12 Ottobre 2016, 21:09:43 PM
Ciao Roberta e Benvenuta in questo spazio popolato da entità molto simpatiche!!
Spero che non ti limiterai a leggere ma devi scrivere, scrivere , scrivere...a volte ci si sente meno soli scrivendo e sapendo che ci sono persone (intelligenti... :-[ ? )che leggono quello che scriviamo.
#1625
Sant'Agostino entra dal gelataio.
Commesso: "Buongiorno. Desidera?"
Sant'Agostino: "Dunque, vorrei una vaschetta di gelato da un chilo, grazie. Solo cioccolato."
Il commesso lo serve. Sant'Agostino si siede e comincia a mangiare avidamente. Finita la vaschetta, si getta in terra, in preda a crampi allo stomaco e fitte alla testa.
Sant'Agostino: "Oddio! Oddio, come mi pento di aver mangiato tutto quel gelato!"
Improvvisamente i dolori cessano. Sant'Agostino ringrazia ed esce.  ;D  ;D  ;D


Plotino e Pitagora entrano dal gelataio.
Commesso: "Buongiorno. Desiderano?"
Entrambi, in coro: "Una vaschetta da un chilo di gelato. Per una festa."
Commesso: "Quanti gusti vi metto?"
Plotino: "Uno". Pitagora: "Dieci"
I due si fissano per un istante, e poi litigano uscendo dalla gelateria. :) :) 
#1626
Schopenhauer entra in gelateria:
"Desidera? " chiede il gelataio.
Schopenhauer: "No".
Esce

Nietzsche entra in gelateria.
Nietzsche entra in gelateria.
Nietzsche entra in gelateria.
Ad libitum.

Leopardi entra in gelateria.
Commesso: "Buongiorno, desidera?"
Leopardi ordina. Il commesso lo serve. Leopardi fissa il gelato.
Leopardi :"Non sarà mai buono come pensavo".
Esce sconsolato.

:)  :)  ::)
#1627
Un certo saggio aveva acquistato fama di esser diventato irrazionale nella presentazione di fatti ed argomenti.
Fu deciso di metterlo alla prova affinchè le autorità del suo paese potessero pronunciarsi stabilendo se egli rappresentasse un pericolo per l'ordine pubblico.
Il giorno della prova egli passò solennemente cavalcando un asinello, con la testa rivolta dalla parte della coda dell'animale.
Quando giunse l'ora di difendersi disse ai giudici: "Quando mi vedeste poco fa da che parte ero rivolto?". "Dalla parte sbagliata", risposero i giudici.
"Voi illustrate il punto", rispose, "perché Io, da un punto di vista, ero volto dalla parte giusta.
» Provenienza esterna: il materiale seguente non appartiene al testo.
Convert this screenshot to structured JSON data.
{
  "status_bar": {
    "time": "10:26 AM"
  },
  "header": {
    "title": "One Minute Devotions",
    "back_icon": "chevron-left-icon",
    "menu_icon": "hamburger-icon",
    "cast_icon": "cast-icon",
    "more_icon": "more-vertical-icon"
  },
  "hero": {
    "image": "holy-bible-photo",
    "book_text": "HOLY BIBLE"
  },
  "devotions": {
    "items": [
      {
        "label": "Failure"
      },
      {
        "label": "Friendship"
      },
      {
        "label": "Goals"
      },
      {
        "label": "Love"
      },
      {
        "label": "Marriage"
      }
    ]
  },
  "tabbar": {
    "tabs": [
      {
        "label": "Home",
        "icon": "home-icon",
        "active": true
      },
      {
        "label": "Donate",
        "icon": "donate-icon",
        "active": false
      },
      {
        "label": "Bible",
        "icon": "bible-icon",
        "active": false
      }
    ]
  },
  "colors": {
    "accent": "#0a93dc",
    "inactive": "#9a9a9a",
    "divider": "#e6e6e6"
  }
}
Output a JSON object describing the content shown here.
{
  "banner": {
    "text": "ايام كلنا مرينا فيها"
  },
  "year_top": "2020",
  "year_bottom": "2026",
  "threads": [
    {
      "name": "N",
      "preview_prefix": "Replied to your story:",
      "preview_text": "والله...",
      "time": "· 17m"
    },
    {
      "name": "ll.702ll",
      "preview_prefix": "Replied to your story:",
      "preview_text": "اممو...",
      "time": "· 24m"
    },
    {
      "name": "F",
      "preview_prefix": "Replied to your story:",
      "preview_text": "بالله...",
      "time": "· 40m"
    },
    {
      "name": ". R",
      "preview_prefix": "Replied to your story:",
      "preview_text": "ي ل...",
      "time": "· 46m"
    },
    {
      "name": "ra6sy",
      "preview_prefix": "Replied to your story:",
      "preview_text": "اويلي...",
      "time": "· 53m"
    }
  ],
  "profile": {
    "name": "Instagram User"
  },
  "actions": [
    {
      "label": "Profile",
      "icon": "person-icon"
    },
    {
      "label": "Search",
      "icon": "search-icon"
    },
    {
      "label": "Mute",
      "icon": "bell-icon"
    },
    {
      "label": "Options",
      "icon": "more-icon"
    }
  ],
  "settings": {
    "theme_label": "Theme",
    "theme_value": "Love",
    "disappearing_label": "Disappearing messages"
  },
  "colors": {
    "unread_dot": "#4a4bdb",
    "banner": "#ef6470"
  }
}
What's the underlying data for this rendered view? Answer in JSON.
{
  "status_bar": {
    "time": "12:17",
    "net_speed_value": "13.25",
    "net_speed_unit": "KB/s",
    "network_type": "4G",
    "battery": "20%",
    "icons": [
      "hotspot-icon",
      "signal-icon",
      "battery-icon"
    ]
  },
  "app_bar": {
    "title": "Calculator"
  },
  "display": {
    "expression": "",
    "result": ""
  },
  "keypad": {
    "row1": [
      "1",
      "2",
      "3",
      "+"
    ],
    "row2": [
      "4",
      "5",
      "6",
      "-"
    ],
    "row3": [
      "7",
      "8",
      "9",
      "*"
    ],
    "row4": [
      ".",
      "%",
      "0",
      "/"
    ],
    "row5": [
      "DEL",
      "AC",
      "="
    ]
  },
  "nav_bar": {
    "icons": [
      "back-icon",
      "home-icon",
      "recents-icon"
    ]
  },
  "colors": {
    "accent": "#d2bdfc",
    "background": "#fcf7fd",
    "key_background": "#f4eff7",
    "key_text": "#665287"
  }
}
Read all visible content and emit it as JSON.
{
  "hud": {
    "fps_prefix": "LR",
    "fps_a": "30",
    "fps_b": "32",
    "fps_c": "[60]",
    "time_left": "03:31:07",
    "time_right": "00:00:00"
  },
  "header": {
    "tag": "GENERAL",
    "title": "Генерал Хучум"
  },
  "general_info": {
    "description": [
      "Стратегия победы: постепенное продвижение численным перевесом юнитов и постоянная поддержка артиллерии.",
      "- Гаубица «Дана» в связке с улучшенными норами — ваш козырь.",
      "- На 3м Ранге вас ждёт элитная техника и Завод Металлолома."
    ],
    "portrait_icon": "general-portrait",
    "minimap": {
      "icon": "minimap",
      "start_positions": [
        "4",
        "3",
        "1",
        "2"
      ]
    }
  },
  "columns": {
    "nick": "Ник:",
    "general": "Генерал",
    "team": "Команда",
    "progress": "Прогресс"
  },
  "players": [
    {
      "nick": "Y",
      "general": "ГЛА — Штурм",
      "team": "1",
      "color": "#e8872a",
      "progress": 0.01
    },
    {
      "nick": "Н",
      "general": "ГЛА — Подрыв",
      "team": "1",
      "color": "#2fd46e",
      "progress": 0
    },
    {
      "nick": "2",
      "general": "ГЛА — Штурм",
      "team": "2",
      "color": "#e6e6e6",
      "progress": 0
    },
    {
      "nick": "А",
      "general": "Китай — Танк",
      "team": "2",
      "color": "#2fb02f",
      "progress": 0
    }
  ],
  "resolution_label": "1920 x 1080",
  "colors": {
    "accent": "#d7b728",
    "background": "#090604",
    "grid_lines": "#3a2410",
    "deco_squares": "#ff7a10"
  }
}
Era l'asino che era girato dalla parte sbagliata".... ;D ;D ;D

Adesso da un altro punto di vista:

Uno sciocco inveiva contro un asinello che non gli dava alcuna retta.
Uno più saggio di lui, che lo osservava, gli disse: "Idiota! L'asinello non imparerà mai il tuo linguaggio: meglio che tu te ne stia in silenzio e cerchi invece di apprendere la lingua che parla l'asino".  ;D ;D
#1628
Citazione di: Eutidemo il 12 Ottobre 2016, 06:36:28 AMSecondo Yahoo Answers il numero delle leggi varate dai parlamenti europei, ad oggi, sarebbe il seguente: 1. Gran Bretagna: 3.000 leggi 2. Germania: 5.500 leggi 3. Francia: 7.000 leggi 4.Italia: 150.000 - 200.000 leggi. Mi pare un po' eccessivo. Secondo Normattiva, invece, un più serio progetto della Presidenza del Consiglio dei Ministri, del Senato e della Camera dei Deputati – in collaborazione con la Corte Suprema di Cassazione, l'Agenzia per l'Italia Digitale e l'Istituto poligrafico della Zecca dello Stato, invece, le leggi italiane sono circa 75.000: più di dieci volte la seconda in classifica. E DOVREMMO CREDERE CHE IL BICAMERALISMO PARITARIO AVREBBE RALLENTATO LA PRODUZIONE DI LEGGI? SE COSI' FOSSE, SECONDO ME, BISOGNEREBBE RADDOPPIARE IL NUMERO DELLE CAMERE, NON DIMEZZARLO!!!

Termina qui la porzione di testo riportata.